National Social Media Ban for Underage Kids Is ‘Ideal,’ Says Child Psychologist

While a social media ban would be the best for children’s wellbeing, questions have arisen over how it will be implemented in practice.
National Social Media Ban for Underage Kids Is ‘Ideal,’ Says Child Psychologist
Social media is highly detrimental to child and adolescent wellbeing, says child psychologist Rachael Sharman. (Fiordaliso/Moment/Getty Images)
Rebecca Zhu

One expert says all Australian states should have a ban on social media access for children.

The comments come as South Australia and New South Wales’ state leaders begin exploring restricting social media access to those below a certain age limit.

Rachael Sharman, child psychologist and researcher from the University of Sunshine Coast, said a nationally consistent minimum age limit was ideal.

“Social media use is showing up time and time again as being highly detrimental to child and adolescent psychosocial wellbeing, and not just in terms of addiction,” she told The Epoch Times via email.

“There are a raft of other downstream consequences that are disrupting normal developmental processes in the brain.”

It comes after South Australian Premier Peter Malinauskas revealed he was exploring the legal feasibility of a potential ban for children under 14.

Under the proposal, children aged 14 and 15 would also require parental consent for access to a social media account.

The premier said it was in response to community concerns about the impact of social media on children’s mental health.

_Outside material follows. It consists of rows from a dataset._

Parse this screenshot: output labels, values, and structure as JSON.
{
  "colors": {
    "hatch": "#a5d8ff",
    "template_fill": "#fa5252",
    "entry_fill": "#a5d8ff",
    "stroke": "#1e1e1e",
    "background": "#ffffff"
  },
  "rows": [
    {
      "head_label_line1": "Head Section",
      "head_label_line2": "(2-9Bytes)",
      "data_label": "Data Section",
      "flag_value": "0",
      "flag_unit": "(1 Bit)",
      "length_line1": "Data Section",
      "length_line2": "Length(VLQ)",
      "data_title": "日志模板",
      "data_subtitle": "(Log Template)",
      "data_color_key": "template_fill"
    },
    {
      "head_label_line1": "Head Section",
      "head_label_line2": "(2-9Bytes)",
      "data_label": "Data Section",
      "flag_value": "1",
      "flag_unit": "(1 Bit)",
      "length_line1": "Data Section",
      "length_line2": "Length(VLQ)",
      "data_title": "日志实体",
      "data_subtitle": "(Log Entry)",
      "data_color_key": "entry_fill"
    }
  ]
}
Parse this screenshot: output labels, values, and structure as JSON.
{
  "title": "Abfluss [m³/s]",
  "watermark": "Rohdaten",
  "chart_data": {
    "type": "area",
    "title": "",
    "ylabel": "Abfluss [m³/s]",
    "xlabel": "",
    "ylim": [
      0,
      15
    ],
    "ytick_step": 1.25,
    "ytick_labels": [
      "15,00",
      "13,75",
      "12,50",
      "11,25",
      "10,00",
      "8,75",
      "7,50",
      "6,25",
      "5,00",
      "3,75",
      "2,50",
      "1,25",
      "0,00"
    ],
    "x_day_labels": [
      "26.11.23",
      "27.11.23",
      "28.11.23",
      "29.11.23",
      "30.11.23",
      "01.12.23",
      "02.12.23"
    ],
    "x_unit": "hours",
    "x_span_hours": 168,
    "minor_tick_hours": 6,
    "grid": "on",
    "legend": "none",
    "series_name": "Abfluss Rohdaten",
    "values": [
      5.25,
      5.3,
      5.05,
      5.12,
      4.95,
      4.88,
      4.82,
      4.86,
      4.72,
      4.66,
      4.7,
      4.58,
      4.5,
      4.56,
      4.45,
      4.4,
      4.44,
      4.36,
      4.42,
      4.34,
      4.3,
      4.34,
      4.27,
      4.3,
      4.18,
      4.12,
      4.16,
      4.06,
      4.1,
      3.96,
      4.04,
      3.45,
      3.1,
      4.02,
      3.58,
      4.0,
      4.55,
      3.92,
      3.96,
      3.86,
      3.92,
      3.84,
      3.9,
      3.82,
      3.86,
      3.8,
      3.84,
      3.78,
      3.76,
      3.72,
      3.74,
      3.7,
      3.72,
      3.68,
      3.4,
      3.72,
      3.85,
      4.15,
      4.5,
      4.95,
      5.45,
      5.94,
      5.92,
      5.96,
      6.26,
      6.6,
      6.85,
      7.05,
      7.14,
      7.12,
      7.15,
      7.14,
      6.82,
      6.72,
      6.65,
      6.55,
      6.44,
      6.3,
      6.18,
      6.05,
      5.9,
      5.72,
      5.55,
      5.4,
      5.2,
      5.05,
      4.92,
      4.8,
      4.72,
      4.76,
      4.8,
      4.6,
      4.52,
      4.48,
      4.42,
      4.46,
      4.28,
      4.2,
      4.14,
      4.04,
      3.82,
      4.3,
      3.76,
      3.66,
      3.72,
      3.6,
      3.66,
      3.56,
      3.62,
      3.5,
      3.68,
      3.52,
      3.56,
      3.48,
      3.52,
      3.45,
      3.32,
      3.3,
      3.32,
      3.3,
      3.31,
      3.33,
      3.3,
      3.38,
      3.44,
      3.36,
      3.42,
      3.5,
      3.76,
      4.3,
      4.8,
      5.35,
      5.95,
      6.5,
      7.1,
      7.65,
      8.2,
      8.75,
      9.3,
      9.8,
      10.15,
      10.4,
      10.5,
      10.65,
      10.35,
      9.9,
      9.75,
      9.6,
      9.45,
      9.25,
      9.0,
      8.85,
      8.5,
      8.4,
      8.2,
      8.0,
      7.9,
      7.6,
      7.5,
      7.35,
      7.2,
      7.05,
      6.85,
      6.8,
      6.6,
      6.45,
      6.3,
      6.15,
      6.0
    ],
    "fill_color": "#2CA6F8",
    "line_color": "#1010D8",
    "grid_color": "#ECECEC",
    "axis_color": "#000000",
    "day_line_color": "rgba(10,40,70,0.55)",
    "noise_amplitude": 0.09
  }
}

“I am determined to ensure as a government we are doing everything we can to protect our children,” he said on May 12.

New South Wales (NSW) also followed up with its own announcement on May 20, with Premier Chris Minns saying he believed children should be at least 16 to use social media.

Prime Minister Anthony Albanese has backed the move, saying many Australians were concerned about the easy access children had to inappropriate content.

“Every parent is concerned about the impact of social media ... And I think that it’s time that we take strong action. But we want to make sure that that strong action is effective,” he told reporters.
The federal government has already announced an inquiry into the impact of social media on Australian society, including the examination of age assurances.

Is a Ban Enforceable?

Questions have arisen over how authorities would enforce a minimum age limit for social media.

Having compulsory age verification measures could affect every person accessing social media platforms, including adults.

Rob Nicholls, a policy specialist and senior research associate at the University of Sydney, said implementation would be difficult.

“At its heart, the issue with age verification is that either a minor needs to verify their own age or an adult needs to verify the age of a minor,” he told The Epoch Times via email.

One method would be through uploading a photo or video of the child’s ID. However, this approach raises privacy concerns.

“This [method] is entirely contrary to the eSafety commissioner’s messaging on online safety. The commissioner advises parents to make sure children do not share images or videos of themselves and to never share their ID,” Mr. Nicholls said.

He said the most effective practice could be supervised screentime or limiting device access by parents.

Yet Mr. Nicholls said there were still issues with this approach, with children able to borrow friend’s devices at school.

“As the International Association of Privacy Professionals has found, age verification and data protection are far harder than they look,” he highlighted.